To start, I decided to initiate some free morning bird walks to introduce birders to the Preserve and my new job there. The first bird walk was on Monday. As several rare birds were reported Sunday during a wind storm from nearby Fernhill Wetlands, that's where we met (see photo above). We didn't find the rare birds, but we had a good time. These bird walks will continue for a while yet, though a schedule has not yet been set.

One of my first projects is updating the bird checklist. The present checklist was compiled by weekly surveys over several years conducted over 10 years ago by Al and Florence Snyder. I joined them several times on their counts. There have been some changes to the birds detected since then. A new checklist in PDF format will allow birders to download the list from the web, as well as make updating it and printing it easier.

My new desk (left) has quite a view, looking out at the wetlands. It is quite a different cubicle and atmosphere than my last technology engineering and manufacturing job! Can you imagine a place where binoculars are a standard desktop item, right next to the stapler, and a call of: "There's the eagle again!" interrupts everyone's work several times a day, as the staff run to the window with binoculars in hand?

On Tuesday Sarah gathered the staff around. She was holding an opaque plastic bag. She reached in and pulled out something green and handed it to me. "This is your job now," she said. In my hand was a dead bird! City workers in Cornelius had found this bird and brought it in for identification. Evidently, this is a common occurrence. Interestingly, it was a Monk Parakeet. There is a small colony of this exotic species near the Portland airport, but this is a first Washington County record.

Again, I heard one of the volunteers calling my name from the nature center gift shop. A couple had been out hiking on the Preserve and discovered a bird nest. It was small with lots of holes. What is it? OK, I'm thinking, there are squirrel nests made of leaves, but those are about the only nests visible now. Perhaps they found a Bushtit nest from last spring? Nope. Further questioning revealed the necessary clue that the "nest" was made of plywood. Oh, that's not a bird nest; that is a mason bee house! These native bees do not sting and pollinate the native plants.
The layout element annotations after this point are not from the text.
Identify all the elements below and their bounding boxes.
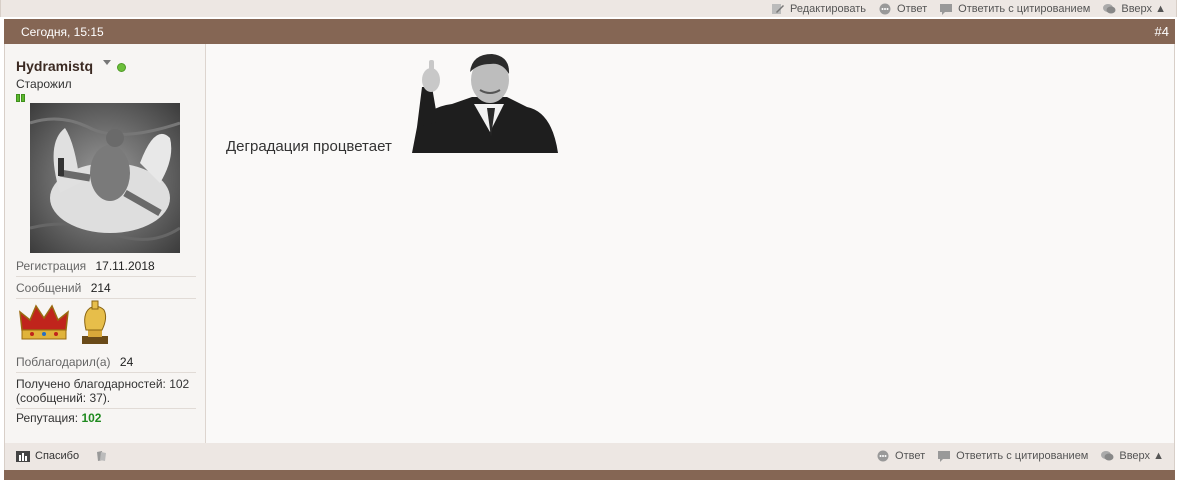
footer-quote-reply-label: Ответить с цитированием	[956, 450, 1089, 462]
quote-bubble-icon	[937, 450, 951, 462]
bubbles-icon	[1102, 3, 1116, 15]
edit-button[interactable]: Редактировать	[771, 3, 866, 15]
reputation: Репутация: 102	[16, 411, 101, 425]
posts-stat: Сообщений 214	[16, 281, 196, 295]
online-status-icon	[117, 63, 126, 72]
divider	[16, 408, 196, 409]
top-button[interactable]: Вверх ▲	[1102, 3, 1166, 15]
post-date: Сегодня, 15:15	[21, 25, 104, 39]
footer-top-label: Вверх ▲	[1119, 450, 1164, 462]
thanks-chart-icon	[16, 450, 30, 462]
registration-label: Регистрация	[16, 259, 87, 273]
speech-bubble-icon	[876, 450, 890, 462]
cards-icon[interactable]	[95, 450, 109, 462]
reputation-value: 102	[81, 411, 102, 425]
thanked-label: Поблагодарил(а)	[16, 355, 111, 369]
posts-value: 214	[90, 281, 111, 295]
rank-bar-icon	[16, 91, 27, 102]
bubbles-icon	[1100, 450, 1114, 462]
quote-reply-label: Ответить с цитированием	[958, 2, 1091, 15]
top-label: Вверх ▲	[1121, 2, 1166, 15]
reply-button[interactable]: Ответ	[878, 3, 927, 15]
top-action-bar: Редактировать Ответ Ответить с цитирован…	[0, 0, 1177, 17]
fist-trophy-icon	[82, 300, 108, 344]
thumbs-up-man-image	[412, 52, 560, 153]
thanked-value: 24	[119, 355, 134, 369]
divider	[16, 298, 196, 299]
quote-reply-button[interactable]: Ответить с цитированием	[939, 3, 1090, 15]
thanks-button[interactable]: Спасибо	[16, 450, 114, 462]
pencil-icon	[771, 3, 785, 15]
registration-stat: Регистрация 17.11.2018	[16, 259, 196, 273]
post-header: Сегодня, 15:15 #4	[4, 19, 1175, 44]
top-actions: Редактировать Ответ Ответить с цитирован…	[759, 0, 1166, 17]
username-link[interactable]: Hydramistq	[16, 58, 93, 74]
crown-award-icon	[19, 304, 69, 340]
divider	[16, 276, 196, 277]
next-post-header	[4, 470, 1175, 480]
user-menu-caret-icon[interactable]	[103, 60, 111, 65]
footer-actions: Ответ Ответить с цитированием Вверх ▲	[864, 450, 1164, 462]
post-number-link[interactable]: #4	[1155, 24, 1169, 39]
reply-label: Ответ	[897, 2, 928, 15]
footer-reply-button[interactable]: Ответ	[876, 450, 925, 462]
reputation-label: Репутация:	[16, 411, 79, 425]
footer-reply-label: Ответ	[895, 450, 926, 462]
posts-label: Сообщений	[16, 281, 82, 295]
footer-top-button[interactable]: Вверх ▲	[1100, 450, 1164, 462]
edit-label: Редактировать	[790, 2, 867, 15]
post-message: Деградация процветает	[226, 138, 392, 155]
post-footer: Спасибо Ответ Ответить с цитированием Вв…	[4, 443, 1175, 470]
quote-bubble-icon	[939, 3, 953, 15]
user-sidebar: Hydramistq Старожил Регистрация 17.11.20…	[5, 44, 206, 443]
post-container: Hydramistq Старожил Регистрация 17.11.20…	[4, 44, 1175, 443]
thanks-label: Спасибо	[35, 450, 80, 462]
user-avatar[interactable]	[30, 103, 180, 253]
speech-bubble-icon	[878, 3, 892, 15]
divider	[16, 372, 196, 373]
user-rank: Старожил	[16, 77, 72, 91]
thanked-stat: Поблагодарил(а) 24	[16, 355, 196, 369]
registration-value: 17.11.2018	[95, 259, 155, 273]
awards	[18, 300, 118, 346]
footer-quote-reply-button[interactable]: Ответить с цитированием	[937, 450, 1088, 462]
received-thanks: Получено благодарностей: 102 (сообщений:…	[16, 377, 190, 405]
"Do you know anything about birds?" Wednesday I helped a high school student identify some birds for a science project she was working on. I went in and got her a pair of binoculars and we went out for a 20 minute walk. The sun had just come out in the late afternoon, after a day of thick fog. Birds were quite active including Dark-eyed Juncos, Black-capped Chickadees, American Robins, Northern Flickers, and both Ruby-crowned and Golden-crowned Kinglets that the student added to her list and wrote down behavioral and habitat observations. We also observed a Red-breasted Sapsucker, one of the very few birds expected in the wetlands that was not on the Preserve's checklist of observed birds.
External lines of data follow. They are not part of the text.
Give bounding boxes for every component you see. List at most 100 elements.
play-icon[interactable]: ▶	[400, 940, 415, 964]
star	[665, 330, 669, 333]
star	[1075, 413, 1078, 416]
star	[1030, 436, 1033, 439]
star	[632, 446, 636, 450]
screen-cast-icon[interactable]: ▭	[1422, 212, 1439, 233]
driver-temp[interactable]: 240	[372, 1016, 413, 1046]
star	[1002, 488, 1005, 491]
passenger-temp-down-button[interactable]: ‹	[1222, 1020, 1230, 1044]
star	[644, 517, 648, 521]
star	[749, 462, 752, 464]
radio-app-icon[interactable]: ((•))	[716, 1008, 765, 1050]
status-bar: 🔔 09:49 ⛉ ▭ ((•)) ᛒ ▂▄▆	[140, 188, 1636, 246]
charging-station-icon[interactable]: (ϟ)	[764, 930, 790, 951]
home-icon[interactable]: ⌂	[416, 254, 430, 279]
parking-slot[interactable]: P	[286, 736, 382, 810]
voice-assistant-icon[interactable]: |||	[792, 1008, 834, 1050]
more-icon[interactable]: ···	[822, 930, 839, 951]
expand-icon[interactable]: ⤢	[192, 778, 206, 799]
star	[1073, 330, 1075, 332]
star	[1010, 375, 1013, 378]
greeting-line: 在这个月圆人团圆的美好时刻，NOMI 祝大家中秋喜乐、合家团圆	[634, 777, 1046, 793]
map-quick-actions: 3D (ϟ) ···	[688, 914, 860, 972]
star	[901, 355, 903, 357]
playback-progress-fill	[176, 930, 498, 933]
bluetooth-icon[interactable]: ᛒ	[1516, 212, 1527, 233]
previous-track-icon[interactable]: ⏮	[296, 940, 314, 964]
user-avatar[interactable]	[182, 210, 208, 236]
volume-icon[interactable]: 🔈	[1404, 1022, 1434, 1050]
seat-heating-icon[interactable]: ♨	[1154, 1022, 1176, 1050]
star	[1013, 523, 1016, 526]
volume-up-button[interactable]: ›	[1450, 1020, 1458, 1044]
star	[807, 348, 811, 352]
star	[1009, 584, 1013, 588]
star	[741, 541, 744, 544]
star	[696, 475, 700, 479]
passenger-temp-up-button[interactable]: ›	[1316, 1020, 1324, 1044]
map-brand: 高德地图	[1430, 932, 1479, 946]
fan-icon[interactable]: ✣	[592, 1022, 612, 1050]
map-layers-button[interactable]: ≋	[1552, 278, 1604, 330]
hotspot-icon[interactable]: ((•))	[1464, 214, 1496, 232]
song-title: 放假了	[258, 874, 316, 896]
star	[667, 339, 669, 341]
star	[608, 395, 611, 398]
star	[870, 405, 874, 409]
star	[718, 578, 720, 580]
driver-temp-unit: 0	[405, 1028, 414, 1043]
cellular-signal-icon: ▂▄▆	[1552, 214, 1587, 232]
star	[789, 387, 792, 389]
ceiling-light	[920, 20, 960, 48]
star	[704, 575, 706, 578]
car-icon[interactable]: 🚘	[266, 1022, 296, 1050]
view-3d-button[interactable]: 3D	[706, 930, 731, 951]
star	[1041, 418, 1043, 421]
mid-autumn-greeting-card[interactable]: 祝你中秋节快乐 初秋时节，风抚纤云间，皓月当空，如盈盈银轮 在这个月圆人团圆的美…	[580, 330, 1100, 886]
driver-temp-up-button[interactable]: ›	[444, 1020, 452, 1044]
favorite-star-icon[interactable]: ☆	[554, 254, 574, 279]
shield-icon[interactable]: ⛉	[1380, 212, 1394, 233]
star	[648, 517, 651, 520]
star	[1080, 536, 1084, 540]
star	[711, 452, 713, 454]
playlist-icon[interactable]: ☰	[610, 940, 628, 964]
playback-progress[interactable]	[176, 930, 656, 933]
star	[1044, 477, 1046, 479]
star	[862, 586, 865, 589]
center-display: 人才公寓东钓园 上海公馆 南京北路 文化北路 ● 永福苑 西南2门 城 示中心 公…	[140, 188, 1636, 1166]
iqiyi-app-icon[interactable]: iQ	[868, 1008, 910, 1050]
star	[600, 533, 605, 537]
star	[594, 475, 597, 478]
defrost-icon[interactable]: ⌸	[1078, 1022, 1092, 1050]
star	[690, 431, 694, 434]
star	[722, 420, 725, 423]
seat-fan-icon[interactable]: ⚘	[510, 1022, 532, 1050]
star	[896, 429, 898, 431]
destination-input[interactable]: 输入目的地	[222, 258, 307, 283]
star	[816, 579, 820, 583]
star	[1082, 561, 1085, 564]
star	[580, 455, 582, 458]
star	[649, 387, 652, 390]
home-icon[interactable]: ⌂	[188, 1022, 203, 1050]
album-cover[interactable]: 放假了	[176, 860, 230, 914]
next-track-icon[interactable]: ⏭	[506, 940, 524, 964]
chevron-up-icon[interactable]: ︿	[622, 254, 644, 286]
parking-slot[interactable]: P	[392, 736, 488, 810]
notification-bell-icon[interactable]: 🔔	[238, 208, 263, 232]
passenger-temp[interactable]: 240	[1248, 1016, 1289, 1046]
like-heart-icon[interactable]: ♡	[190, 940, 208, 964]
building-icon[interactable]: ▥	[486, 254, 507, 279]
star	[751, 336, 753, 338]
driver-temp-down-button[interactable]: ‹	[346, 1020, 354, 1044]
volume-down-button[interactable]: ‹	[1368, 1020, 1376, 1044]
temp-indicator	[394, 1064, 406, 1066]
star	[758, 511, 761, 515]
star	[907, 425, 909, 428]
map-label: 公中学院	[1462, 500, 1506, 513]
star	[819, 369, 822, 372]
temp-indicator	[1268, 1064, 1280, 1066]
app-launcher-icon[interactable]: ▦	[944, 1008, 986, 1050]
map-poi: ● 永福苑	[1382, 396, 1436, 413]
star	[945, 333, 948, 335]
bee hiveTuesday Sarah took me out to look at a bee hive (left) she had found earlier in the fall. It was built out in the open under some fallen branches.
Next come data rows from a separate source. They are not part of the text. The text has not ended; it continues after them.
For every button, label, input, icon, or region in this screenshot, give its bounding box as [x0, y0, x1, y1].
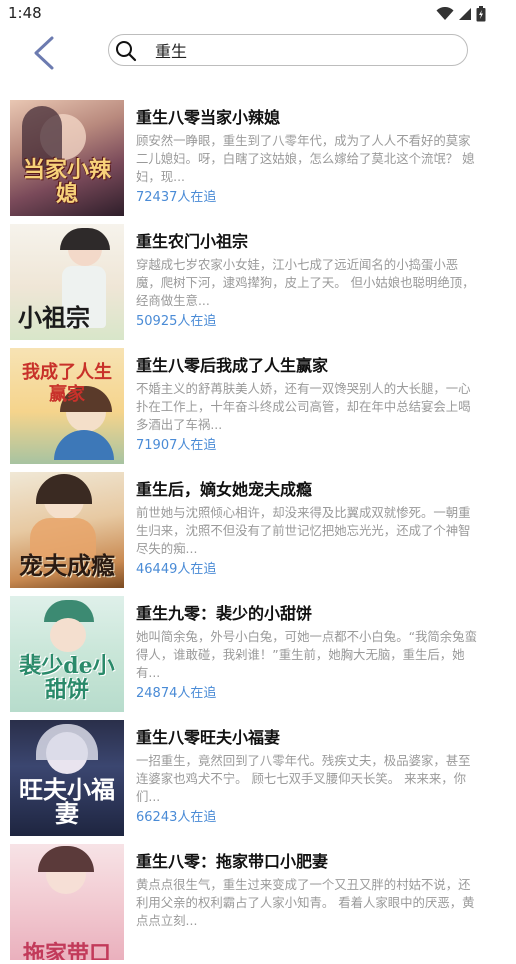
- book-cover: 我成了人生赢家: [10, 348, 124, 464]
- book-description: 她叫简余兔，外号小白兔，可她一点都不小白兔。“我简余兔蛮得人，谁敢碰，我剁谁！”…: [136, 629, 477, 680]
- book-cover-title: 拖家带口: [22, 941, 111, 960]
- book-description: 前世她与沈照倾心相许，却没来得及比翼成双就惨死。一朝重生归来，沈照不但没有了前世…: [136, 505, 471, 556]
- book-description: 黄点点很生气，重生过来变成了一个又丑又胖的村姑不说，还利用父亲的权利霸占了人家小…: [136, 877, 475, 928]
- book-readers-count: 46449人在追: [136, 562, 217, 577]
- book-cover-title: 裴少de小甜饼: [19, 653, 115, 703]
- book-title: 重生八零后我成了人生赢家: [136, 356, 329, 375]
- book-description: 穿越成七岁农家小女娃，江小七成了远近闻名的小捣蛋小恶魔，爬树下河，逮鸡撵狗，皮上…: [136, 257, 475, 308]
- book-item[interactable]: 小祖宗 重生农门小祖宗 穿越成七岁农家小女娃，江小七成了远近闻名的小捣蛋小恶魔，…: [0, 224, 516, 344]
- book-cover: 裴少de小甜饼: [10, 596, 124, 712]
- book-cover: 小祖宗: [10, 224, 124, 340]
- book-item[interactable]: 旺夫小福妻 重生八零旺夫小福妻 一招重生，竟然回到了八零年代。残疾丈夫，极品婆家…: [0, 720, 516, 840]
- book-cover: 旺夫小福妻: [10, 720, 124, 836]
- book-item[interactable]: 我成了人生赢家 重生八零后我成了人生赢家 不婚主义的舒苒肤美人娇，还有一双馋哭别…: [0, 348, 516, 468]
- book-title: 重生八零当家小辣媳: [136, 108, 281, 127]
- wifi-icon: [436, 7, 454, 20]
- book-cover-title: 我成了人生赢家: [22, 362, 112, 405]
- status-time: 1:48: [8, 4, 42, 22]
- book-title: 重生九零：裴少的小甜饼: [136, 604, 313, 623]
- book-title: 重生八零旺夫小福妻: [136, 728, 281, 747]
- back-button[interactable]: [26, 30, 66, 74]
- book-description: 一招重生，竟然回到了八零年代。残疾丈夫，极品婆家，甚至连婆家也鸡犬不宁。 顾七七…: [136, 753, 471, 804]
- book-cover: 拖家带口: [10, 844, 124, 960]
- book-cover: 宠夫成瘾: [10, 472, 124, 588]
- status-bar: 1:48: [0, 0, 516, 28]
- book-item[interactable]: 当家小辣媳 重生八零当家小辣媳 顾安然一睁眼，重生到了八零年代，成为了人人不看好…: [0, 100, 516, 220]
- book-readers-count: 50925人在追: [136, 314, 217, 329]
- book-cover-title: 小祖宗: [18, 303, 90, 332]
- battery-icon: [476, 6, 486, 22]
- search-box[interactable]: [108, 34, 468, 66]
- status-icons: [436, 6, 486, 22]
- back-arrow-icon: [34, 36, 54, 70]
- book-readers-count: 66243人在追: [136, 810, 217, 825]
- cellular-signal-icon: [459, 8, 471, 20]
- book-title: 重生后，嫡女她宠夫成瘾: [136, 480, 313, 499]
- book-item[interactable]: 宠夫成瘾 重生后，嫡女她宠夫成瘾 前世她与沈照倾心相许，却没来得及比翼成双就惨死…: [0, 472, 516, 592]
- book-title: 重生农门小祖宗: [136, 232, 249, 251]
- book-readers-count: 72437人在追: [136, 190, 217, 205]
- book-cover-title: 当家小辣媳: [22, 157, 111, 207]
- search-input[interactable]: [155, 37, 445, 63]
- book-readers-count: 24874人在追: [136, 686, 217, 701]
- header: [0, 28, 516, 78]
- book-description: 顾安然一睁眼，重生到了八零年代，成为了人人不看好的莫家二儿媳妇。呀，白瞎了这姑娘…: [136, 133, 475, 184]
- book-cover: 当家小辣媳: [10, 100, 124, 216]
- book-cover-title: 旺夫小福妻: [19, 775, 115, 828]
- book-item[interactable]: 裴少de小甜饼 重生九零：裴少的小甜饼 她叫简余兔，外号小白兔，可她一点都不小白…: [0, 596, 516, 716]
- book-description: 不婚主义的舒苒肤美人娇，还有一双馋哭别人的大长腿，一心扑在工作上，十年奋斗终成公…: [136, 381, 471, 432]
- book-cover-title: 宠夫成瘾: [19, 551, 115, 580]
- book-title: 重生八零：拖家带口小肥妻: [136, 852, 329, 871]
- book-readers-count: 71907人在追: [136, 438, 217, 453]
- book-item[interactable]: 拖家带口 重生八零：拖家带口小肥妻 黄点点很生气，重生过来变成了一个又丑又胖的村…: [0, 844, 516, 964]
- search-icon: [116, 41, 137, 62]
On the way out we found a couple of Lincoln's Sparrows in a weedy hedgerow. And I called in a feeding flock of chickadees and nuthatches that included a Brown Creeper. "Sweet!" exclaimed Sarah. But she was more excited when we found a Great Blue Heron track clearly visible in the mud at the bottom of a shallow rain water puddle. Then she exclaimed 'sweet' in two syllables: "suh-weet!"

There was a spider hatch during the night. Strands of spider silk were in the air in every direction. Tiny little gnat-like spiders were floating in the breeze on little parachutes. At one point near the observation platform there were literally hundreds of spiders landing on us and covering us in web strands. Little spiders were rappelling down from the overhanging roof of the observation platform. It was like a scene from Arachnophobia. Sarah's response? "Suh-weet!"

You know, I think I'm going to like my new job.